The discovery of novel inorganic materials is fundamental to technological progress, yet traditional experimental approaches are often slow and resource-intensive. While computational methods have emerged to accelerate this process, significant bottlenecks remain in both the generative design of new chemical compositions and the rapid, accurate prediction of their crystal structures. Furthermore, the field of Crystal Structure Prediction (CSP) has historically lacked a standardized, quantitative framework for evaluating and comparing the performance of diverse algorithms, hindering reproducible progress. Finally, the rapid proliferation of deep generative models for CSP has introduced a new challenge: the absence of a reproducible, leakage-controlled evaluation protocol tailored to this emerging paradigm.


This dissertation presents a comprehensive, end-to-end methodology that addresses these interconnected challenges. The research narrative begins with the development of the Blank-filling Language Model for Materials (BLMM), a deep learning language model that learns the "chemical grammar" of materials to generate novel, chemically plausible compositions. To bridge the gap between composition and structure, we then introduce the Template-Based Crystal Structure Prediction (TCSP) algorithm, a high-throughput method for rapidly predicting structures for these newly generated formulas.

In the process of developing these tools, we identified the critical need for a universal evaluation framework. To this end, we propose CSPMetrics, a systematic suite of quantitative metrics, and CSPBench, a benchmark platform for the fair and rigorous assessment of a broad range of CSP algorithms. Leveraging insights gained directly from CSPBench, which highlighted the efficacy of template-based approaches, we developed TCSP 2.0, a significantly improved algorithm incorporating superior oxidation state prediction and refined chemical heuristics.
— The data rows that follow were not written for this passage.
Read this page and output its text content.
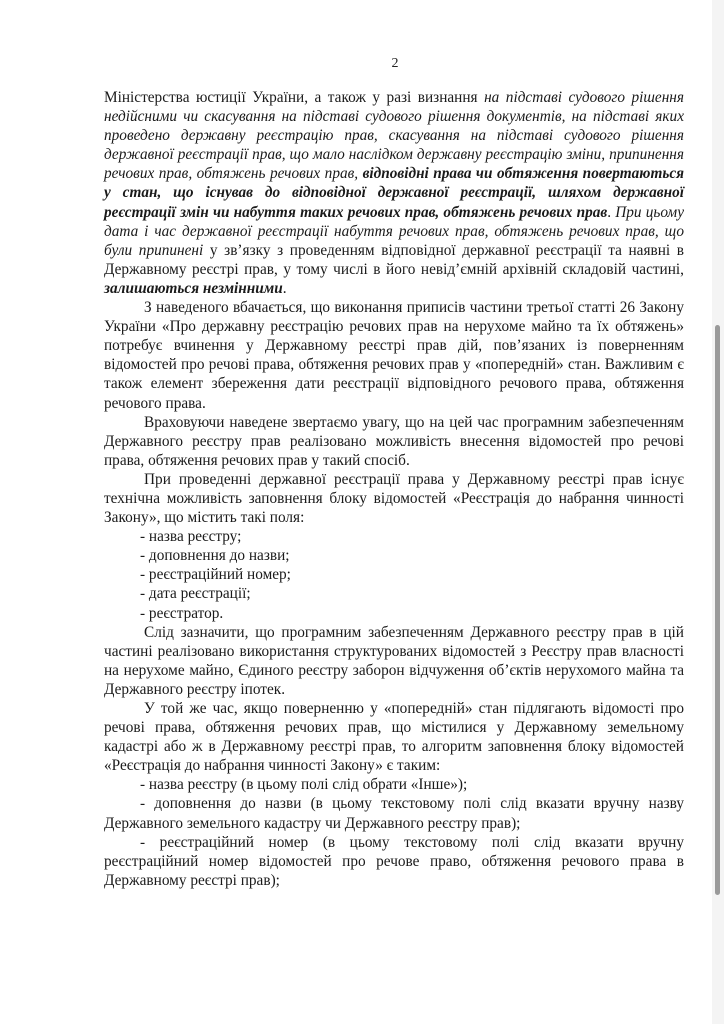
2

Міністерства юстиції України, а також у разі визнання на підставі судового рішення недійсними чи скасування на підставі судового рішення документів, на підставі яких проведено державну реєстрацію прав, скасування на підставі судового рішення державної реєстрації прав, що мало наслідком державну реєстрацію зміни, припинення речових прав, обтяжень речових прав, відповідні права чи обтяження повертаються у стан, що існував до відповідної державної реєстрації, шляхом державної реєстрації змін чи набуття таких речових прав, обтяжень речових прав. При цьому дата і час державної реєстрації набуття речових прав, обтяжень речових прав, що були припинені у зв’язку з проведенням відповідної державної реєстрації та наявні в Державному реєстрі прав, у тому числі в його невід’ємній архівній складовій частині, залишаються незмінними.

З наведеного вбачається, що виконання приписів частини третьої статті 26 Закону України «Про державну реєстрацію речових прав на нерухоме майно та їх обтяжень» потребує вчинення у Державному реєстрі прав дій, пов’язаних із поверненням відомостей про речові права, обтяження речових прав у «попередній» стан. Важливим є також елемент збереження дати реєстрації відповідного речового права, обтяження речового права.

Враховуючи наведене звертаємо увагу, що на цей час програмним забезпеченням Державного реєстру прав реалізовано можливість внесення відомостей про речові права, обтяження речових прав у такий спосіб.

При проведенні державної реєстрації права у Державному реєстрі прав існує технічна можливість заповнення блоку відомостей «Реєстрація до набрання чинності Закону», що містить такі поля:

- назва реєстру;

- доповнення до назви;

- реєстраційний номер;

- дата реєстрації;

- реєстратор.

Слід зазначити, що програмним забезпеченням Державного реєстру прав в цій частині реалізовано використання структурованих відомостей з Реєстру прав власності на нерухоме майно, Єдиного реєстру заборон відчуження об’єктів нерухомого майна та Державного реєстру іпотек.

У той же час, якщо поверненню у «попередній» стан підлягають відомості про речові права, обтяження речових прав, що містилися у Державному земельному кадастрі або ж в Державному реєстрі прав, то алгоритм заповнення блоку відомостей «Реєстрація до набрання чинності Закону» є таким:

- назва реєстру (в цьому полі слід обрати «Інше»);

- доповнення до назви (в цьому текстовому полі слід вказати вручну назву Державного земельного кадастру чи Державного реєстру прав);

- реєстраційний номер (в цьому текстовому полі слід вказати вручну реєстраційний номер відомостей про речове право, обтяження речового права в Державному реєстрі прав);
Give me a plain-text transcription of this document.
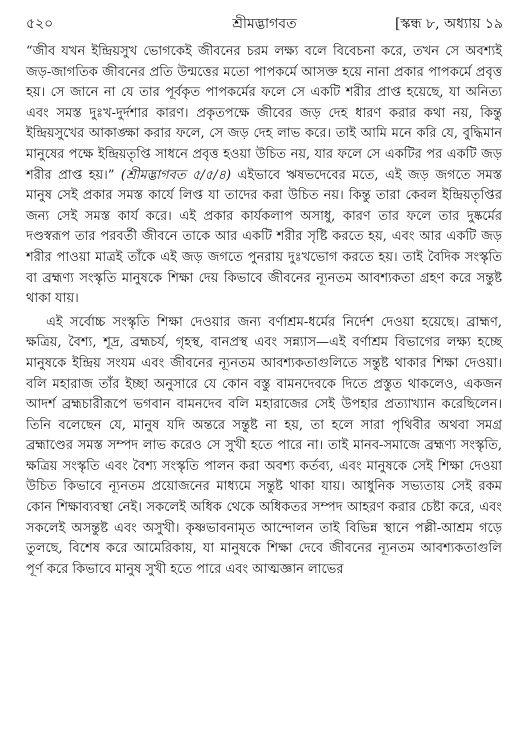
৫২০	শ্রীমদ্ভাগবত	[স্কন্ধ ৮, অধ্যায় ১৯

“জীব যখন ইন্দ্রিয়সুখ ভোগকেই জীবনের চরম লক্ষ্য বলে বিবেচনা করে, তখন সে অবশ্যই জড়-জাগতিক জীবনের প্রতি উন্মত্তের মতো পাপকর্মে আসক্ত হয়ে নানা প্রকার পাপকর্মে প্রবৃত্ত হয়। সে জানে না যে তার পূর্বকৃত পাপকর্মের ফলে সে একটি শরীর প্রাপ্ত হয়েছে, যা অনিত্য এবং সমস্ত দুঃখ-দুর্দশার কারণ। প্রকৃতপক্ষে জীবের জড় দেহ ধারণ করার কথা নয়, কিন্তু ইন্দ্রিয়সুখের আকাঙ্ক্ষা করার ফলে, সে জড় দেহ লাভ করে। তাই আমি মনে করি যে, বুদ্ধিমান মানুষের পক্ষে ইন্দ্রিয়তৃপ্তি সাধনে প্রবৃত্ত হওয়া উচিত নয়, যার ফলে সে একটির পর একটি জড় শরীর প্রাপ্ত হয়।” (শ্রীমদ্ভাগবত ৫/৫/৪) এইভাবে ঋষভদেবের মতে, এই জড় জগতে সমস্ত মানুষ সেই প্রকার সমস্ত কার্যে লিপ্ত যা তাদের করা উচিত নয়। কিন্তু তারা কেবল ইন্দ্রিয়তৃপ্তির জন্য সেই সমস্ত কার্য করে। এই প্রকার কার্যকলাপ অসাধু, কারণ তার ফলে তার দুষ্কর্মের দণ্ডস্বরূপ তার পরবর্তী জীবনে তাকে আর একটি শরীর সৃষ্টি করতে হয়, এবং আর একটি জড় শরীর পাওয়া মাত্রই তাঁকে এই জড় জগতে পুনরায় দুঃখভোগ করতে হয়। তাই বৈদিক সংস্কৃতি বা ব্রহ্মণ্য সংস্কৃতি মানুষকে শিক্ষা দেয় কিভাবে জীবনের ন্যূনতম আবশ্যকতা গ্রহণ করে সন্তুষ্ট থাকা যায়।

এই সর্বোচ্চ সংস্কৃতি শিক্ষা দেওয়ার জন্য বর্ণাশ্রম-ধর্মের নির্দেশ দেওয়া হয়েছে। ব্রাহ্মণ, ক্ষত্রিয়, বৈশ্য, শূদ্র, ব্রহ্মচর্য, গৃহস্থ, বানপ্রস্থ এবং সন্ন্যাস—এই বর্ণাশ্রম বিভাগের লক্ষ্য হচ্ছে মানুষকে ইন্দ্রিয় সংযম এবং জীবনের ন্যূনতম আবশ্যকতাগুলিতে সন্তুষ্ট থাকার শিক্ষা দেওয়া। বলি মহারাজ তাঁর ইচ্ছা অনুসারে যে কোন বস্তু বামনদেবকে দিতে প্রস্তুত থাকলেও, একজন আদর্শ ব্রহ্মচারীরূপে ভগবান বামনদেব বলি মহারাজের সেই উপহার প্রত্যাখ্যান করেছিলেন। তিনি বলেছেন যে, মানুষ যদি অন্তরে সন্তুষ্ট না হয়, তা হলে সারা পৃথিবীর অথবা সমগ্র ব্রহ্মাণ্ডের সমস্ত সম্পদ লাভ করেও সে সুখী হতে পারে না। তাই মানব-সমাজে ব্রহ্মণ্য সংস্কৃতি, ক্ষত্রিয় সংস্কৃতি এবং বৈশ্য সংস্কৃতি পালন করা অবশ্য কর্তব্য, এবং মানুষকে সেই শিক্ষা দেওয়া উচিত কিভাবে ন্যূনতম প্রয়োজনের মাধ্যমে সন্তুষ্ট থাকা যায়। আধুনিক সভ্যতায় সেই রকম কোন শিক্ষাব্যবস্থা নেই। সকলেই অধিক থেকে অধিকতর সম্পদ আহরণ করার চেষ্টা করে, এবং সকলেই অসন্তুষ্ট এবং অসুখী। কৃষ্ণভাবনামৃত আন্দোলন তাই বিভিন্ন স্থানে পল্লী-আশ্রম গড়ে তুলছে, বিশেষ করে আমেরিকায়, যা মানুষকে শিক্ষা দেবে জীবনের ন্যূনতম আবশ্যকতাগুলি পূর্ণ করে কিভাবে মানুষ সুখী হতে পারে এবং আত্মজ্ঞান লাভের
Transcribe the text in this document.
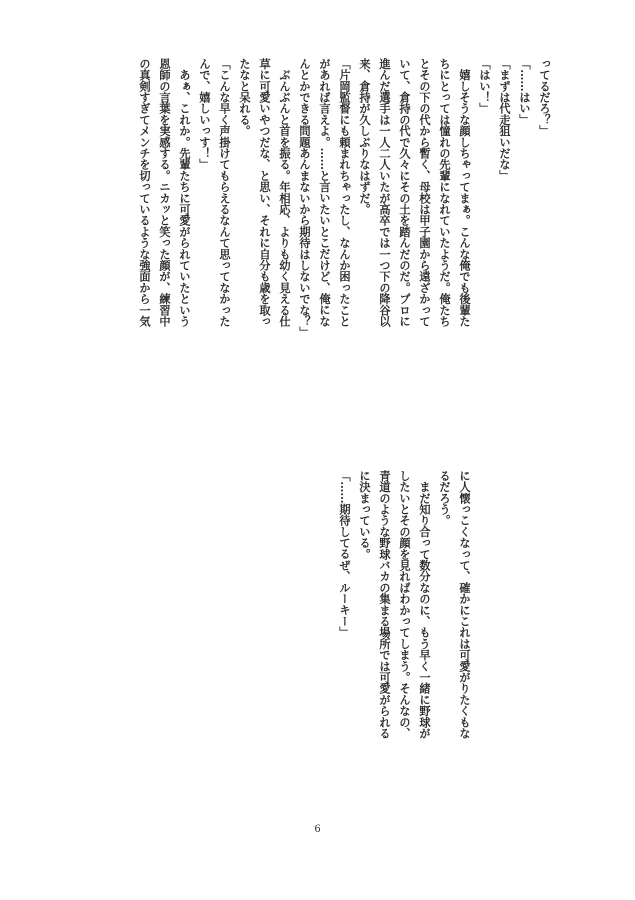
ってるだろ？」
「……はい」
「まずは代走狙いだな」
「はい！」
　嬉しそうな顔しちゃってまぁ。こんな俺でも後輩た
ちにとっては憧れの先輩になれていたようだ。俺たち
とその下の代から暫く、母校は甲子園から遠ざかって
いて、倉持の代で久々にその土を踏んだのだ。プロに
進んだ選手は一人二人いたが高卒では一つ下の降谷以
来、倉持が久しぶりなはずだ。
「片岡監督にも頼まれちゃったし、なんか困ったこと
があれば言えよ。……と言いたいとこだけど、俺にな
んとかできる問題あんまないから期待はしないでな？」
　ぶんぶんと首を振る。年相応、よりも幼く見える仕
草に可愛いやつだな、と思い、それに自分も歳を取っ
たなと呆れる。
「こんな早く声掛けてもらえるなんて思ってなかった
んで、嬉しいっす！」
　あぁ、これか。先輩たちに可愛がられていたという
恩師の言葉を実感する。ニカッと笑った顔が、練習中
の真剣すぎてメンチを切っているような強面から一気
に人懐っこくなって、確かにこれは可愛がりたくもな
るだろう。
　まだ知り合って数分なのに、もう早く一緒に野球が
したいとその顔を見ればわかってしまう。そんなの、
青道のような野球バカの集まる場所では可愛がられる
に決まっている。
「……期待してるぜ、ルーキー」
6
Building on this evaluation framework, we further conduct a standardized, leakage-controlled assessment of twelve representative deep generative CSP algorithms, spanning latent-variable, diffusion-based, flow-based, and autoregressive architectures. We introduce a rigorously filtered CLEAN test subset to assess true generalization capability, and perform an ablation study revealing that current diffusion-based models remain substantially dependent on structural prototype coverage in their training data.

This work establishes a complete research cycle: we generate, we predict, we establish a standard to evaluate, we use that standard to innovate and improve, and we apply that standard to comprehensively assess the next generation of deep learning methods. Together, these contributions provide the materials science community with an integrated, data-driven framework to accelerate the discovery of next-generation functional materials.